Background/objectives: Photodynamic therapy (PDT) is widely utilized in dermatology for the treatment of various skin conditions. Despite its effectiveness, the exact biomolecular changes underlying therapeutic outcomes remain only partially understood. This review, through a transversal approach, aims to provide an in-depth exploration of molecular biomarkers involved in PDT, evaluate its underlying mechanisms, and examine how these insights can contribute to enhanced treatment protocols and personalized therapy approaches.
Methods: A narrative review of the literature was conducted, targeting peer-reviewed articles and clinical trials that focus on PDT and its molecular biomarker effects on dermatological conditions. The databases searched included PubMed, Scopus, and Web of Science, and the inclusion criteria encompassed original research articles, systematic reviews, and meta-analyses in English.

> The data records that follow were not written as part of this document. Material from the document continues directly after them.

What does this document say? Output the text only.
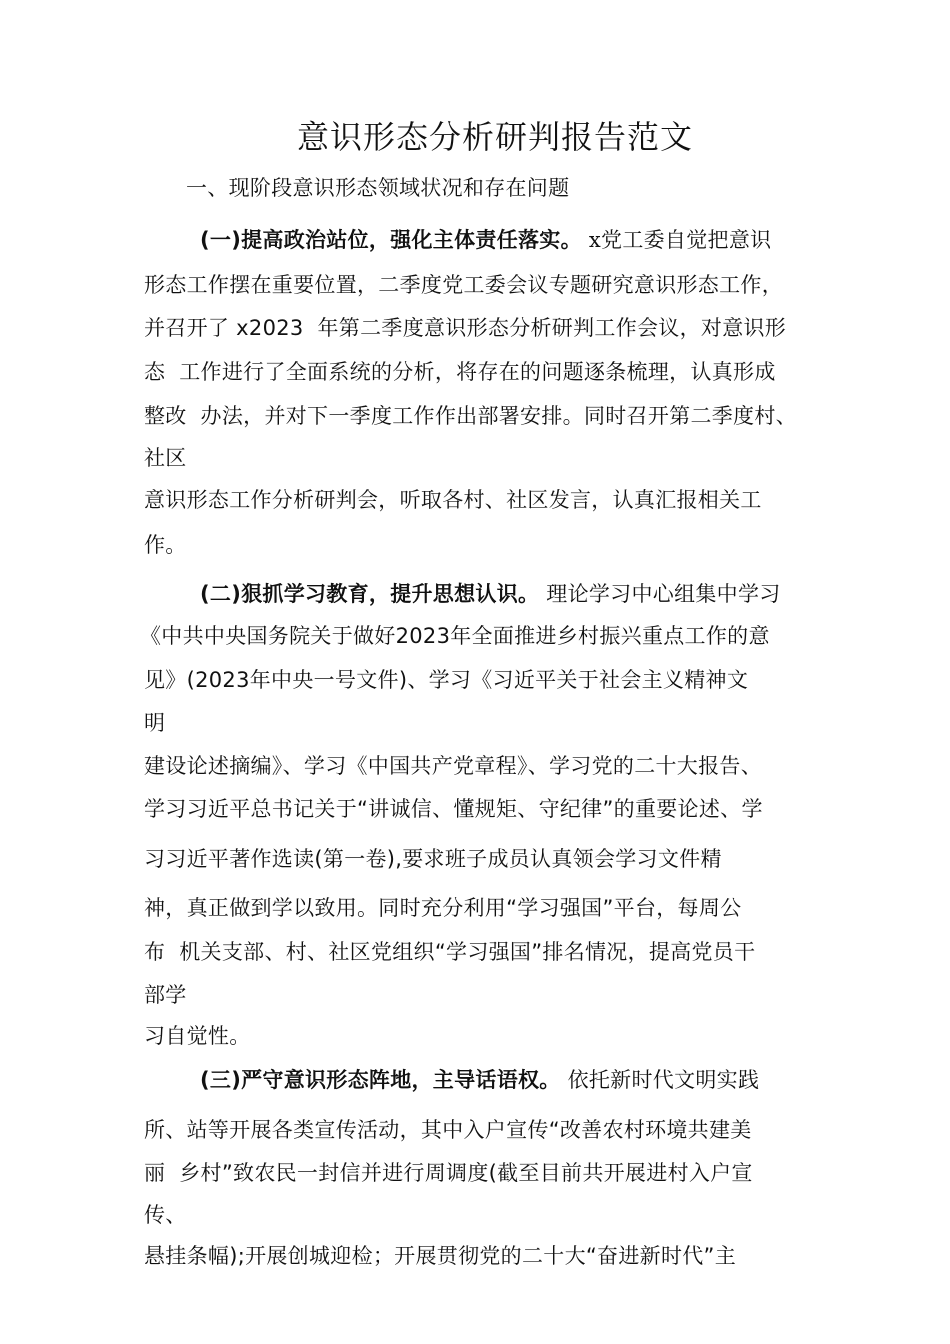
意识形态分析研判报告范文
一、现阶段意识形态领域状况和存在问题
(一)提高政治站位，强化主体责任落实。 x党工委自觉把意识
形态工作摆在重要位置，二季度党工委会议专题研究意识形态工作，
并召开了 x2023  年第二季度意识形态分析研判工作会议，对意识形
态  工作进行了全面系统的分析，将存在的问题逐条梳理，认真形成
整改  办法，并对下一季度工作作出部署安排。同时召开第二季度村、
社区
意识形态工作分析研判会，听取各村、社区发言，认真汇报相关工
作。
(二)狠抓学习教育，提升思想认识。 理论学习中心组集中学习
《中共中央国务院关于做好2023年全面推进乡村振兴重点工作的意
见》(2023年中央一号文件)、学习《习近平关于社会主义精神文
明
建设论述摘编》、学习《中国共产党章程》、学习党的二十大报告、
学习习近平总书记关于“讲诚信、懂规矩、守纪律”的重要论述、学
习习近平著作选读(第一卷),要求班子成员认真领会学习文件精
神，真正做到学以致用。同时充分利用“学习强国”平台，每周公
布  机关支部、村、社区党组织“学习强国”排名情况，提高党员干
部学
习自觉性。
(三)严守意识形态阵地，主导话语权。 依托新时代文明实践
所、站等开展各类宣传活动，其中入户宣传“改善农村环境共建美
丽  乡村”致农民一封信并进行周调度(截至目前共开展进村入户宣
传、
悬挂条幅);开展创城迎检；开展贯彻党的二十大“奋进新时代”主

Results: PDT effectively reduces the expression of critical biomarkers such as p53, Cyclin D1, and Ki-67 in AK and other cancerous lesions, leading to reduced cell proliferation and increased apoptosis. Additionally, PDT promotes extracellular matrix remodeling and stimulates collagen production, which has a rejuvenating effect on the skin and a promising role in the treatment of chronic wounds.
Conclusions: PDT represents a powerful and versatile treatment option for various dermatological conditions due to its ability to target cellular pathways involved in proliferation and apoptosis. Further research into optimizing treatment parameters and combining PDT with other targeted therapies may enhance patient outcomes, reduce resistance, and pave the way for more individualized therapeutic approaches in dermatology.
Keywords: biomarkers; dermatology; histology; photodynamic therapy.